Interleukin (IL)-1 is a key mediator in the pathogenesis of inflammatory bowel disease (IBD). Naturally occurring IL-1 modulators include IL-1 receptor antagonist (IL-1Ra), IL-1 soluble receptor Type I (IL-1sRI), IL-1sRII and IL-1 receptor accessory protein (AcP). Systemic and mucosal levels of IL-1 soluble receptors remain unknown in IBD. Plasma or colonic tissues were obtained from 185 consecutive unselected patients with Crohn's disease (CD) or ulcerative colitis (UC) and from 52 control subjects. Plasma and colonic explant culture supernatants were assessed for IL-1α, IL-1β, IL-1Ra, IL-1sRI and IL-1sRII. Plasma IL-1Ra levels were higher in UC (+93%) than in healthy subjects. IL-1α and IL-1β were not detected. IL-1sRII levels were marginally lower in CD (−10%) and UC (−9%), whereas IL-1sRI levels were elevated in CD (+28%) only. Plasma IL-1sRI levels correlated positively (P < 0·01) with Crohn's disease activity index (r = 0·53), C-reactive protein (r = 0·46) and α1-acid glycoprotein (r = 0·42).
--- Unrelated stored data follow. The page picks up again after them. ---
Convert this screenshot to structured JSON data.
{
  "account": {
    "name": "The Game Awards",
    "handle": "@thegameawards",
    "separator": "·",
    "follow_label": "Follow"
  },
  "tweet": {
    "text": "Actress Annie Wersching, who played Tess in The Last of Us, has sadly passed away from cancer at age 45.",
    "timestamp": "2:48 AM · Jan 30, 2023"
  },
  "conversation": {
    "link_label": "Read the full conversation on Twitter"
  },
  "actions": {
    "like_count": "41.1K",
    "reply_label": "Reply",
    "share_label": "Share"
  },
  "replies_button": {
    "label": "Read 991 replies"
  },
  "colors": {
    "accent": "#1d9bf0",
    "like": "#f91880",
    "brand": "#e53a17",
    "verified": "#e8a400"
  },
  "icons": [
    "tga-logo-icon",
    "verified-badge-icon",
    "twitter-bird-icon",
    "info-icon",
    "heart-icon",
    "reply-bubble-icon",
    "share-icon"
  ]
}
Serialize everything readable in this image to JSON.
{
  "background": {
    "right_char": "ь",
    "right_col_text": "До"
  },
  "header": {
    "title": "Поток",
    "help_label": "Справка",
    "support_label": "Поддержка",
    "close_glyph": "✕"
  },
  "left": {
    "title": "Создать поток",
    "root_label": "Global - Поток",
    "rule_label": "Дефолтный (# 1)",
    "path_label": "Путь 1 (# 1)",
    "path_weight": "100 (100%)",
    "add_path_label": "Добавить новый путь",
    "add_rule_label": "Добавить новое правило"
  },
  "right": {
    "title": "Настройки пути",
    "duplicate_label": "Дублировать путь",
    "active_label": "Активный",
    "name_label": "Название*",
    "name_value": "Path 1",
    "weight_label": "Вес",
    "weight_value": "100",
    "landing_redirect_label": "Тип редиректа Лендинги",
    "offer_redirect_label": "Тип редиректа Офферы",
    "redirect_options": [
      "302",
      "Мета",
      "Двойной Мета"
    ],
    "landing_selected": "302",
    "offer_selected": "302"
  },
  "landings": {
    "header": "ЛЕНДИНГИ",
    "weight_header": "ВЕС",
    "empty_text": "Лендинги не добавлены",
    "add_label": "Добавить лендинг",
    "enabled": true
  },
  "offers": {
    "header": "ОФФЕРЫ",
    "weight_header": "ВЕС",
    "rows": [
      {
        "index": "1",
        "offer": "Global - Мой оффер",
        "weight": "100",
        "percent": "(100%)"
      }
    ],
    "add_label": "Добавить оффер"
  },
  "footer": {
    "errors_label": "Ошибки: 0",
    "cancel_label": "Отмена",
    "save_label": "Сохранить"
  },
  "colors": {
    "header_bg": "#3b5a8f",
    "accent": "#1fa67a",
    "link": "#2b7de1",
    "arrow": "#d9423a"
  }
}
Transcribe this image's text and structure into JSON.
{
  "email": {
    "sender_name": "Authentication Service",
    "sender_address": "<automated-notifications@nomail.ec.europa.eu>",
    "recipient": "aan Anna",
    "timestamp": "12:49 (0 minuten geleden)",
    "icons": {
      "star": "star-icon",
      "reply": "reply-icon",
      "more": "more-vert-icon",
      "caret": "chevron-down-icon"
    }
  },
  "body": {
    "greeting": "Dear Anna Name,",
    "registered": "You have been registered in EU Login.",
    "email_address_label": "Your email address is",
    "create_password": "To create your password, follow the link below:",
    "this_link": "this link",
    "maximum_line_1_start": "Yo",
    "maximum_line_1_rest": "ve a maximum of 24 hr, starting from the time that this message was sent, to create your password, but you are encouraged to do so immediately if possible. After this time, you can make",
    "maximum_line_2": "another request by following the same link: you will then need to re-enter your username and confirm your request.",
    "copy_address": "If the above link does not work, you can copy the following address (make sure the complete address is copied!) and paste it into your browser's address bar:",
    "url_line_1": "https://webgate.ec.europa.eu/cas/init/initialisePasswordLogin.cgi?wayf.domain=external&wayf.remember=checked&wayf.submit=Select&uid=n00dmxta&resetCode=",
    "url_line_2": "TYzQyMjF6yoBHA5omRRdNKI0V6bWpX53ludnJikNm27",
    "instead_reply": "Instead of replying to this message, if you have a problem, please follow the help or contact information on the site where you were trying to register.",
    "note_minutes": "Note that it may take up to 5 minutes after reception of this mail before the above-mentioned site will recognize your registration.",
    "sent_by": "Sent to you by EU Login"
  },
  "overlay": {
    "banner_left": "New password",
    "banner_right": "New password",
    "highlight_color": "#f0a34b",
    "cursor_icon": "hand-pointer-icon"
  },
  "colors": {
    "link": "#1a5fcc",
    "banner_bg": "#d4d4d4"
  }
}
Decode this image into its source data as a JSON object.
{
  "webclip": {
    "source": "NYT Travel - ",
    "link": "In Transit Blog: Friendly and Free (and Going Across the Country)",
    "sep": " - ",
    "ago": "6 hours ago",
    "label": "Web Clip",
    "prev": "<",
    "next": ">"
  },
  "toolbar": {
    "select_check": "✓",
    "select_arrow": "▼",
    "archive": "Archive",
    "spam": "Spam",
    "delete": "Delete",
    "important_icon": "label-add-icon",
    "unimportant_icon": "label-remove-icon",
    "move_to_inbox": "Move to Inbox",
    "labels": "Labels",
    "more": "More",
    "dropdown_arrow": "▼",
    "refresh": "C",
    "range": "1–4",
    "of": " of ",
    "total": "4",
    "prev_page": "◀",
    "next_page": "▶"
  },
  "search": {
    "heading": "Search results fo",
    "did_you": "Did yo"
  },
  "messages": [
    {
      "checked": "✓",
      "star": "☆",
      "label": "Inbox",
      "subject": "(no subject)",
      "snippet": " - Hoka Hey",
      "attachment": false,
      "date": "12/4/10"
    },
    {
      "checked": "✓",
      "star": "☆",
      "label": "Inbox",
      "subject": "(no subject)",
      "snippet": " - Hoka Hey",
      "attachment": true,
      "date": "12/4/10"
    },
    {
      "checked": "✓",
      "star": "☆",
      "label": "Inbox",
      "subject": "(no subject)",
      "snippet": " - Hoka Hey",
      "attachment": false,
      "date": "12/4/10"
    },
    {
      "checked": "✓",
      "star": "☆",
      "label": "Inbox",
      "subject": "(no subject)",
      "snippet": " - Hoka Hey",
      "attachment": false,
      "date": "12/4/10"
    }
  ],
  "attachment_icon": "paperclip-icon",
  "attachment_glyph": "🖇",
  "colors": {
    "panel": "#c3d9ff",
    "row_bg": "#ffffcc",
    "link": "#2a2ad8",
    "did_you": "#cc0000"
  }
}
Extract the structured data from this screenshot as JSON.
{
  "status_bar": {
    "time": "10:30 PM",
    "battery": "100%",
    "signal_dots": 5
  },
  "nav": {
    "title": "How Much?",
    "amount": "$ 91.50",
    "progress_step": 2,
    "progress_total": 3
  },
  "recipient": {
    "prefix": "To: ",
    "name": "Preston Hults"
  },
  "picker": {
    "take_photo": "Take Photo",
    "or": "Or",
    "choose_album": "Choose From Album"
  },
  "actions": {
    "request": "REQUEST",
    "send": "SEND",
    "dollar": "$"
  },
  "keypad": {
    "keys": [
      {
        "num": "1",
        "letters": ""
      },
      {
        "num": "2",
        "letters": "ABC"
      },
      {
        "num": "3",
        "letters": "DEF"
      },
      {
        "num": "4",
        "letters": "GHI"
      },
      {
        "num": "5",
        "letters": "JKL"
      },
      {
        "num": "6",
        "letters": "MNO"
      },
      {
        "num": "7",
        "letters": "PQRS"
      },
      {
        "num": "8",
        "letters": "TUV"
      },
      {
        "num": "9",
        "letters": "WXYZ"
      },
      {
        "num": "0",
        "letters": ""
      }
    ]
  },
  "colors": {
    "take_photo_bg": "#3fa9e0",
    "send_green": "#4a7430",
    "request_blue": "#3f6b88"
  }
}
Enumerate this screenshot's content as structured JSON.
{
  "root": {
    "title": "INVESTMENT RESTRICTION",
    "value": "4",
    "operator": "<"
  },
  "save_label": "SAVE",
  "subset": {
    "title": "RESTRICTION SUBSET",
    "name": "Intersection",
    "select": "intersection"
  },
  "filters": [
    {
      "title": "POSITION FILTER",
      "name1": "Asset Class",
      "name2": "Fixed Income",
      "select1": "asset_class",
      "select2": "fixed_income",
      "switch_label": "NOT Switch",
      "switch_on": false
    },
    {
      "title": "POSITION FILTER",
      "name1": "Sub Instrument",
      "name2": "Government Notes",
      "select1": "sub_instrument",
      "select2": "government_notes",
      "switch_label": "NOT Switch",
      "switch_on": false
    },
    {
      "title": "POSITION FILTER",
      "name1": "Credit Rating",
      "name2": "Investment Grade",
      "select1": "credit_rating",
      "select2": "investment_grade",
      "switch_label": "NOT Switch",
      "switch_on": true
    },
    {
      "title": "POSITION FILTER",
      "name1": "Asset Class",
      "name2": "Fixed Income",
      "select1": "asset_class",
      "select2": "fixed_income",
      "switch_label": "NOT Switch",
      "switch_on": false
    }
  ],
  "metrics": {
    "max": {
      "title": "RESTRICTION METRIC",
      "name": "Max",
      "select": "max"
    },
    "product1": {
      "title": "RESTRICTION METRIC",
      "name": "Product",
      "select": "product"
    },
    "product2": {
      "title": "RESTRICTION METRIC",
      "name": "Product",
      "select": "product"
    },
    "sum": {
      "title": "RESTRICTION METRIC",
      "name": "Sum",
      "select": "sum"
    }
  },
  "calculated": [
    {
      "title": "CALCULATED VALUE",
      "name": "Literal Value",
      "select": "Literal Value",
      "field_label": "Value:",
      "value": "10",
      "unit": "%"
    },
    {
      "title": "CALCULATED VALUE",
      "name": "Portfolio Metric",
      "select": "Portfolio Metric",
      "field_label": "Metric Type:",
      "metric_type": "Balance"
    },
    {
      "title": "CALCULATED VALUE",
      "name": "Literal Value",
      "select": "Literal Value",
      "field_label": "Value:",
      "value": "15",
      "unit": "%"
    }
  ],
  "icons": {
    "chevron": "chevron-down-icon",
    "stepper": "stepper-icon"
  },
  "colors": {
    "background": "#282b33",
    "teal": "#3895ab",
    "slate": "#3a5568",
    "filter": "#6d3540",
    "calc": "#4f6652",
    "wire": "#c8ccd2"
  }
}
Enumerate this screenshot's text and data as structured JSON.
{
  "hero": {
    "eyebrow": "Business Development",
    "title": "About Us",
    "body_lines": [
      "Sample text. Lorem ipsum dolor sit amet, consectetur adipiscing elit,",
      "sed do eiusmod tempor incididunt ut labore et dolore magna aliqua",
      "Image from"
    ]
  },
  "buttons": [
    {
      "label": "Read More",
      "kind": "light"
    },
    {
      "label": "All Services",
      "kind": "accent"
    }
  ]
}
In colonic explant cultures, IL-1α and IL-1Ra levels were elevated in non-lesional (+233% and +185% respectively) and lesional CD (+353% and +1069%), lesional UC (+604% and +1138%), but not in non-lesional UC. IL-1β was elevated in lesional UC (+152%) and CD (+128%). In contrast, IL-1sRII levels were elevated in non-lesional CD (+65%), but remained unchanged in lesional CD, non-lesional and lesional UC. IL-1sRI levels did not differ between patient and control groups. These results indicate that (i) the proinflammatory moiety IL-1sRI is a systemic marker of inflammation and activity in CD and (ii) local shedding of the functional antagonist IL-1sRII may dampen colonic inflammation in CD, but not in UC.